If you’re lucky enough to land here before you post at your first workout, there’s a few pro tips you should heed for a successful experience. If you’re reading this after your first workout, that means you didn’t die, and you’re probably coming back. We’re glad you’re here.
For FNGs, the swirl of inside lingo and jargon used at your average F3 workout can be a bit confusing, but don’t let it intimidate you. Like, for instance, “What’s an FNG, and why do people keep calling me that?” By the way, FNG stands for Friendly New Guy, or something like that.

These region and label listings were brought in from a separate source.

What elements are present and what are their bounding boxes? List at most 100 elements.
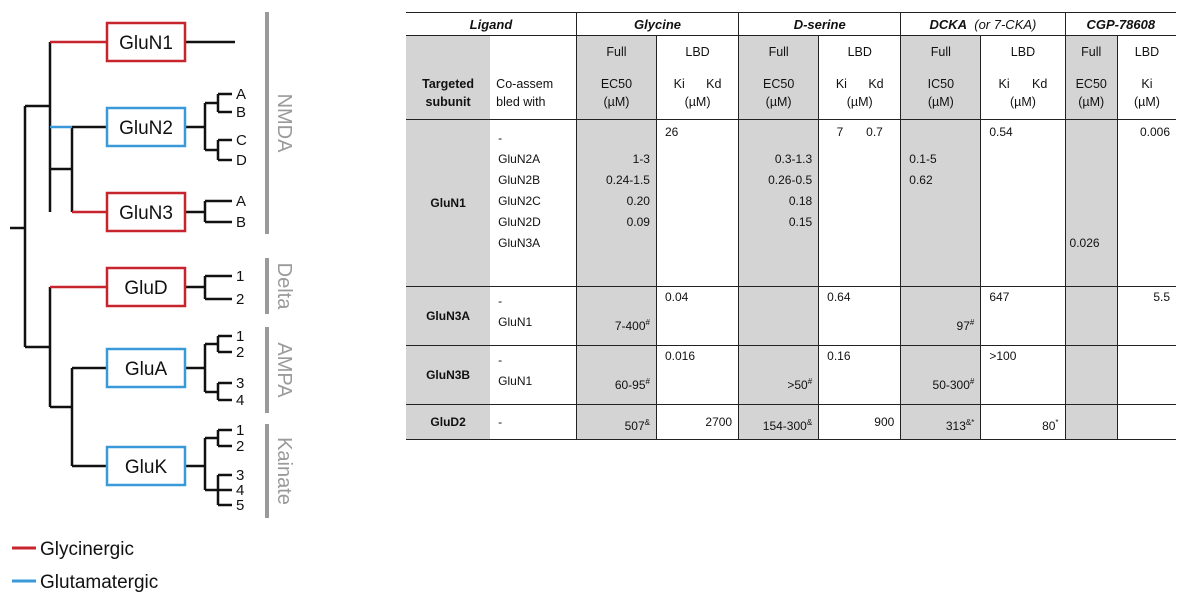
subunit-label: B bbox=[236, 214, 246, 231]
group-bar-kainate bbox=[265, 424, 269, 518]
subunit-label: 1 bbox=[236, 328, 244, 345]
tree-branch bbox=[205, 428, 232, 448]
cell-value: 0.006 bbox=[1139, 125, 1170, 139]
unit-ec50: EC50 (µM) bbox=[738, 67, 819, 120]
row-subunit: GluD2 bbox=[406, 404, 491, 440]
coassembled-value: - bbox=[498, 131, 503, 145]
node-box-glun3 bbox=[105, 191, 187, 233]
cell-value: 0.54 bbox=[989, 125, 1013, 139]
cell-value: 7-400# bbox=[614, 318, 650, 333]
cell-value: 0.1-5 bbox=[909, 152, 937, 166]
cell-value: 647 bbox=[989, 290, 1010, 304]
coassembled-value: GluN3A bbox=[498, 236, 541, 250]
node-box-glud bbox=[105, 266, 187, 308]
cell-value: 7 bbox=[836, 125, 844, 139]
header-dcka: DCKA (or 7-CKA) bbox=[900, 12, 1066, 36]
cell-value: 0.15 bbox=[788, 215, 813, 229]
subunit-label: A bbox=[236, 193, 246, 210]
node-label-gluk: GluK bbox=[125, 457, 168, 478]
node-label-glua: GluA bbox=[125, 359, 168, 380]
header-ligand: Ligand bbox=[406, 12, 577, 36]
coassembled-value: - bbox=[498, 353, 503, 367]
type-lbd: LBD bbox=[655, 35, 739, 67]
subunit-label: B bbox=[236, 104, 246, 121]
tree-branch bbox=[205, 473, 232, 507]
cell-value: 0.64 bbox=[827, 290, 851, 304]
group-label-ampa: AMPA bbox=[273, 342, 295, 398]
unit-ki-kd: Ki Kd (µM) bbox=[980, 67, 1066, 120]
type-lbd: LBD bbox=[980, 35, 1066, 67]
header-d-serine: D-serine bbox=[738, 12, 901, 36]
coassembled-value: - bbox=[498, 414, 503, 429]
cell-value: 26 bbox=[664, 125, 679, 139]
row-subunit: GluN3B bbox=[406, 345, 491, 405]
table-row-glun3a: GluN3A - GluN1 7-400# 0.04 0.64 97# 647 … bbox=[406, 286, 1176, 346]
subunit-label: 1 bbox=[236, 422, 244, 439]
group-label-nmda: NMDA bbox=[273, 94, 295, 154]
group-label-delta: Delta bbox=[273, 263, 295, 311]
ligand-affinity-table: Ligand Glycine D-serine DCKA (or 7-CKA) … bbox=[406, 12, 1176, 440]
coassembled-value: GluN1 bbox=[498, 315, 533, 329]
subunit-label: 4 bbox=[236, 482, 244, 499]
cell-value: 0.09 bbox=[626, 215, 650, 229]
cell-value: 0.026 bbox=[1069, 236, 1100, 250]
subunit-label: 2 bbox=[236, 438, 244, 455]
cell-value: 0.016 bbox=[664, 349, 696, 363]
coassembled-value: GluN1 bbox=[498, 374, 533, 388]
subunit-label: D bbox=[236, 152, 247, 169]
coassembled-value: - bbox=[498, 294, 503, 308]
coassembled-value: GluN2C bbox=[498, 194, 541, 208]
subunit-label: 5 bbox=[236, 497, 244, 514]
subunit-label: A bbox=[236, 86, 246, 103]
cell-value: 900 bbox=[874, 414, 895, 429]
cell-value: 0.04 bbox=[664, 290, 689, 304]
table-row-glun1: GluN1 - GluN2A GluN2B GluN2C GluN2D GluN… bbox=[406, 119, 1176, 287]
cell-value: 0.7 bbox=[866, 125, 883, 139]
tree-branch bbox=[205, 92, 232, 114]
cell-value: 2700 bbox=[705, 414, 733, 429]
cell-value: >50# bbox=[787, 377, 813, 392]
unit-ki-kd: Ki Kd (µM) bbox=[818, 67, 901, 120]
type-full: Full bbox=[738, 35, 819, 67]
node-box-gluk bbox=[105, 445, 187, 487]
unit-ic50: IC50 (µM) bbox=[900, 67, 981, 120]
node-box-glua bbox=[105, 347, 187, 389]
header-coassembled: Co-assem bled with bbox=[490, 67, 577, 120]
type-full: Full bbox=[1064, 35, 1118, 67]
node-box-glun1 bbox=[105, 21, 187, 63]
cell-value: 50-300# bbox=[932, 377, 975, 392]
type-full: Full bbox=[575, 35, 657, 67]
unit-ec50: EC50 (µM) bbox=[575, 67, 657, 120]
type-lbd: LBD bbox=[818, 35, 901, 67]
cell-value: 0.62 bbox=[909, 173, 933, 187]
subunit-label: 2 bbox=[236, 291, 244, 308]
cell-value: 313&* bbox=[945, 417, 975, 433]
node-label-glun2: GluN2 bbox=[119, 118, 173, 139]
subunit-label: 1 bbox=[236, 268, 244, 285]
node-box-glun2 bbox=[105, 106, 187, 148]
node-label-glun3: GluN3 bbox=[119, 203, 173, 224]
cell-value: 0.24-1.5 bbox=[605, 173, 650, 187]
node-label-glud: GluD bbox=[124, 278, 167, 299]
subunit-label: 2 bbox=[236, 344, 244, 361]
table-row-glud2: GluD2 - 507& 2700 154-300& 900 313&* 80* bbox=[406, 404, 1176, 440]
tree-branch bbox=[185, 274, 232, 301]
header-targeted-subunit: Targeted subunit bbox=[406, 67, 491, 120]
tree-branch bbox=[205, 334, 232, 354]
cell-value: 0.3-1.3 bbox=[774, 152, 813, 166]
group-bar-delta bbox=[265, 258, 269, 314]
header-glycine: Glycine bbox=[575, 12, 739, 36]
cell-value: 97# bbox=[956, 318, 975, 333]
header-dcka-alt: (or 7-CKA) bbox=[974, 16, 1037, 32]
unit-ki: Ki (µM) bbox=[1116, 67, 1176, 120]
node-label-glun1: GluN1 bbox=[119, 33, 173, 54]
subunit-label: C bbox=[236, 132, 247, 149]
subunit-label: 4 bbox=[236, 392, 244, 409]
unit-ec50: EC50 (µM) bbox=[1064, 67, 1118, 120]
unit-ki-kd: Ki Kd (µM) bbox=[655, 67, 739, 120]
cell-value: 0.26-0.5 bbox=[768, 173, 813, 187]
cell-value: 60-95# bbox=[614, 377, 650, 392]
group-bar-nmda bbox=[265, 12, 269, 234]
type-lbd: LBD bbox=[1116, 35, 1176, 67]
legend-label-glutamatergic: Glutamatergic bbox=[40, 572, 158, 593]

Common lexicon we use on a daily basis:
- 2.0: Your kids
- AO: Workout location
- Backblast: Workout recap
- Beatdown: Workout
- Coffeteria: Post-workout gathering
- Coupon: Cinder block
- HDHH: Hump day happy hour
- M: Your wife/significant other
- Pax: You, a member of F3
- Post: Show up for a workout
- Q: Leader of each workout
- SYITG: See you in the gloom
- TClaps: Triple claps (in admiration)
- YHC: Your humble correspondent
- HC: Hard Commit
Note: There’s a LOT of specific terminology in our Lexicon. Don’t let it overwhelm you. You’ll catch on quick. It’s easier than learning Pig Latin or html code.
We call “normal” exercises ridiculous names. For example, push-ups are “Merkins.” Call ‘em push-ups and you might have to do a few extra Merkins. Seems fair, right? Trying to make sense of what your body just did? Don’t worry, you’ll get the hang of it!

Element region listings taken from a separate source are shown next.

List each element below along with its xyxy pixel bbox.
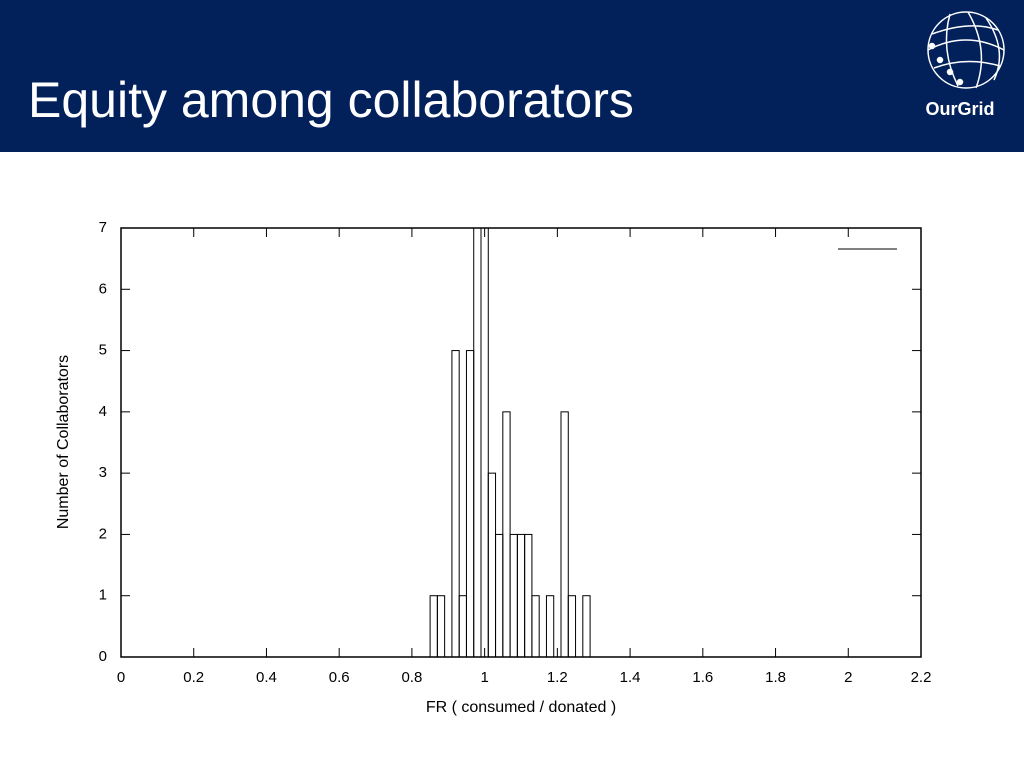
bar	[560, 411, 569, 658]
x-tick-label: 0.2	[183, 669, 204, 686]
x-tick-label: 1.8	[765, 669, 786, 686]
x-tick-label: 0.4	[256, 669, 277, 686]
bar	[429, 595, 438, 658]
x-tick-label: 0.6	[329, 669, 350, 686]
y-tick-label: 6	[99, 280, 107, 297]
y-axis-label: Number of Collaborators	[55, 355, 72, 529]
bar	[487, 472, 497, 658]
y-tick-label: 1	[99, 587, 107, 604]
header-band	[0, 0, 1024, 152]
bar	[516, 533, 526, 658]
x-tick-label: 1.4	[620, 669, 641, 686]
y-tick-label: 0	[99, 648, 107, 665]
bar	[502, 411, 511, 658]
bar	[436, 595, 446, 658]
x-tick-label: 1	[480, 669, 488, 686]
x-tick-label: 0	[117, 669, 125, 686]
bar	[480, 227, 489, 658]
bar	[582, 595, 591, 658]
bar	[465, 350, 475, 658]
bar	[458, 595, 467, 658]
bar	[531, 595, 540, 658]
logo-globe	[927, 11, 1005, 89]
x-tick-label: 0.8	[401, 669, 422, 686]
x-tick-label: 2	[844, 669, 852, 686]
x-tick-label: 1.2	[547, 669, 568, 686]
x-axis-label: FR ( consumed / donated )	[426, 699, 616, 716]
y-tick-label: 5	[99, 342, 107, 359]
bar	[545, 595, 555, 658]
x-tick-label: 2.2	[911, 669, 932, 686]
bar	[524, 533, 533, 658]
x-tick-label: 1.6	[692, 669, 713, 686]
y-tick-label: 4	[99, 403, 107, 420]
bar	[509, 533, 518, 658]
y-tick-label: 3	[99, 464, 107, 481]
bar	[567, 595, 577, 658]
bar	[451, 350, 460, 658]
slide-title: Equity among collaborators	[28, 72, 634, 128]
logo-text: OurGrid	[925, 99, 994, 119]
bar	[473, 227, 482, 658]
plot-frame	[120, 227, 922, 658]
y-tick-label: 7	[99, 219, 107, 236]
y-tick-label: 2	[99, 525, 107, 542]
bar	[495, 533, 504, 658]
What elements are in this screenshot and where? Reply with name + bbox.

Note: You are not expected to know every exercise by name, but you’ll learn a lot of them over time. Pro tips for your first few Q’s: 1) Search for exercises in batches according to their “tag.” 2) Pick a word, e.g. “STRONG,” then theme your workout around exercises that start with each letter of that word.
Your First Q
F3 is peer-led. We’re building leaders, not followers. As soon as you’re comfortable, step up, and lead us, too. We like to see everyone Q at least two workouts per month. The first one’s always a little rough around the edges, but that’s okay—it’s how we become sharper.
The dialogue below is how we call exercises. No shame in fumbling, but expect pax to hold us accountable. That’s how we all get better.

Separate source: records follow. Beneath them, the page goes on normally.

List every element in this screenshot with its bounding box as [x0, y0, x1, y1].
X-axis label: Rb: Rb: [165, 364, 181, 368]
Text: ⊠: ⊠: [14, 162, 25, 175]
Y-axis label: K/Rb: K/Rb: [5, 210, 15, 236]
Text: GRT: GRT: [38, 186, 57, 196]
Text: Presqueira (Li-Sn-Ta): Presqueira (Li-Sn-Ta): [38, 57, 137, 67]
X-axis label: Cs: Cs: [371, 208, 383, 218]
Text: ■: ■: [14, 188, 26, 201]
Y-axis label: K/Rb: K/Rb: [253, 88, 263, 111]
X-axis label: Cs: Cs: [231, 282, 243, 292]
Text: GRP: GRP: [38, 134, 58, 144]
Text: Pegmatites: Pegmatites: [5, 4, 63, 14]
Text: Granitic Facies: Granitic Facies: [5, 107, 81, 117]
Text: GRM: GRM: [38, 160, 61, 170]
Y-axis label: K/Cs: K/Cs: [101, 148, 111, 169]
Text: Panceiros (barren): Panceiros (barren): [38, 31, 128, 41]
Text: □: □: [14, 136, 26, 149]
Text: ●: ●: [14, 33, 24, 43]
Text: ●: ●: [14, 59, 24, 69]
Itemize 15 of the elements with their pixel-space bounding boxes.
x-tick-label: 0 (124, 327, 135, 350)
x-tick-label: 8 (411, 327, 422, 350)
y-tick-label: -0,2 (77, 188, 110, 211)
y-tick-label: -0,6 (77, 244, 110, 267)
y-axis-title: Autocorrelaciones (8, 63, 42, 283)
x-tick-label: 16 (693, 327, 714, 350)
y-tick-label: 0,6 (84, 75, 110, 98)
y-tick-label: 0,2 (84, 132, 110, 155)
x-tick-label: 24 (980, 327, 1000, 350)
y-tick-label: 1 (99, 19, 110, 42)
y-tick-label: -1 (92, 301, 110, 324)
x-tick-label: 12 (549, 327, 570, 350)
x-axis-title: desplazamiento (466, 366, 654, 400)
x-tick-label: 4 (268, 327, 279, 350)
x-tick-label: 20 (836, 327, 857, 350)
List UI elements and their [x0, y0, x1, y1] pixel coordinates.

Note to Qs: Use your OUTSIDE VOICE so pax can hear you. And, be prepared to give demonstrations on everything you instruct. Just because you know the drill doesn’t mean everyone else does. Lead by example.
Q: The next exercise is __________.
Pax: __________ [acknowledge by repeating said exercise]
Q: In cadence [or] On your own. If in cadence, practice your count in advance. Unless you prep pax before the exercise, your count/pace should be at a 3 (on a scale of 1-5). If you push too fast without warning, pax can have a tendency to cheat form (and risk injury) in order to keep up.
Pax: __________ [acknowledge by repeating “In cadence” or “On your own”]
Q: Starting position, move. [allow pax time to get into position]
Pax: Get into position
Q: If in cadence, Q counts movements or gives specific direction (e.g., if SSH, Q counts 1, 2, 3, or if Merkins, Q says, “Down”)
Pax: Count reps out loud so everyone knows where we’re at.
Q: If in cadence, INFLECT voice on last exercise so pax know when to HALT.
Pax: If in cadence, you should hear Q’s voice INFLECT on the last rep. Instead of counting that last rep as a #, speak up and announce, “Halt!”
Rinse & Repeat
Leadership is a skill that a person must learn and master during their lifetime rather than an attribute of their character with which they are born. Use F3’s Q Source as a resource for the timeless principles of leadership and their effective application in our workouts and lives.